Y es que los centros de datos que pertenecen al Estado en todo el país debían utilizar al menos un 50% de circuitos integrados chinos en sus servidores. Este escenario favorece sobre todo a Huawei, Moore Threads y Cambricon Technologies porque son los principales fabricantes de GPU para IA de China, pero también viene de maravilla a Alibaba. De hecho, Alibaba Cloud, su filial de computación en la nube, ha dado un paso hacia delante muy importante.

Hace unos días presentó un nuevo chip para IA, el Zhenwu M890, y oficializó un itinerario muy ambicioso que describe qué soluciones va a desarrollar durante los próximos tres años. Esta GPU ha sido diseñada por T-Head, la división de semiconductores que Alibaba fundó en 2018. Incorpora 144 GB de memoria HBM3 y alcanza una velocidad de transferencia de interconexión entre chips de hasta 800 GB/s. Como estamos a punto de descubrir, esta última prestación es esencial en la estrategia que ha puesto a punto Alibaba para competir en el mercado del hardware para IA.

Alibaba se va a gastar 53.000 millones de dólares en su infraestructura

Según Alibaba, el rendimiento de su chip Zhenwu M890 triplica el de su predecesor. Además, ha sido diseñado para rendir bien tanto durante el entrenamiento de los modelos de IA de vanguardia como durante la inferencia. Un apunte importante: la inferencia es a grandes rasgos el proceso computacional que llevan a cabo los modelos de lenguaje con el propósito de generar las respuestas que corresponden a las peticiones que reciben.

Alibaba quiere competir de tú a tú con Nvidia en el despliegue de infraestructuras para centros de datos

No obstante, hay otro dato relevante que merece la pena que no pasemos por alto: en operaciones de precisión media (FP16) el chip Zhenwu M890 alcanza 0,6 petaflops, un rendimiento equiparable al de la GPU A100 de Nvidia y tres veces superior al del chip H20. Por otro lado, el chip de interconexión ICN Switch permite enlazar hasta 128 GPU M890 para que trabajen al unísono. Alibaba asegura que esta arquitectura consigue que estas GPU funcionen como un único chip, lo que, sobre el papel, le permitirá competir de tú a tú con Nvidia en el despliegue de infraestructuras para centros de datos.

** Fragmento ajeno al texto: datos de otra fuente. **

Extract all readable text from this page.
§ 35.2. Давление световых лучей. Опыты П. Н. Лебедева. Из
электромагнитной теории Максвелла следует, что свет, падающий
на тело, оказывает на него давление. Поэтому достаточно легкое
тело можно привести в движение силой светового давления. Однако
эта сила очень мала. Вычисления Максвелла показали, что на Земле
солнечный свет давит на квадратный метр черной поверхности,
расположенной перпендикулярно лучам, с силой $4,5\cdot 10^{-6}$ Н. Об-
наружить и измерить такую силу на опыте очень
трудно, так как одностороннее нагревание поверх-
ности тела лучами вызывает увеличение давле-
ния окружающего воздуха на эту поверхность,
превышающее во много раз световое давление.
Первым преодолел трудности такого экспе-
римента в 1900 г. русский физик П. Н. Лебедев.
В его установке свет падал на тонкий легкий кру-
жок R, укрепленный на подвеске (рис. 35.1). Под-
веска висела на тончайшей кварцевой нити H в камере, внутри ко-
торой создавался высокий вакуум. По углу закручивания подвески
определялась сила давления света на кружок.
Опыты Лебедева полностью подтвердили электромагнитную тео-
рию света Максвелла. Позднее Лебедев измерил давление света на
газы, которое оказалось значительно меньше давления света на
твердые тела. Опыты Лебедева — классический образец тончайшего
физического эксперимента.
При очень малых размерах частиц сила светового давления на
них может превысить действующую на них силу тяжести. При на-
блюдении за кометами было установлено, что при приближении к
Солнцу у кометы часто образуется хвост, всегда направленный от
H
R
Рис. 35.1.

En lo que se refiere al itinerario que seguirá hasta 2028, esta compañía china ha anticipado que planea lanzar el Zhenwu V900 durante el tercer trimestre de 2027. Según Alibaba, implementará una arquitectura de computación paralela propia notablemente mejorada, tendrá un rendimiento tres veces superior al del chip M890, se apoyará en 216 GB de memoria y alcanzará una velocidad de transferencia de interconexión de 1.200 GB/s. El Zhenwu J900 llegará durante el tercer trimestre de 2028 con otro salto arquitectónico de mayor calado.

Este roadmap refleja que Alibaba va con todo. De hecho, también ha anunciado que va a respaldar este plan con una inversión en infraestructura de 380.000 millones de yuanes (unos 53.000 millones de dólares) durante los próximos tres años. Es el mayor compromiso de este tipo en la historia de la compañía. Además, T-Head está planificando su salida a bolsa para financiar un programa de inversión en infraestructura más agresivo, lo que la colocaría en competencia directa con Cambricon Technologies y la línea Ascend de Huawei en el mercado doméstico de chips para IA.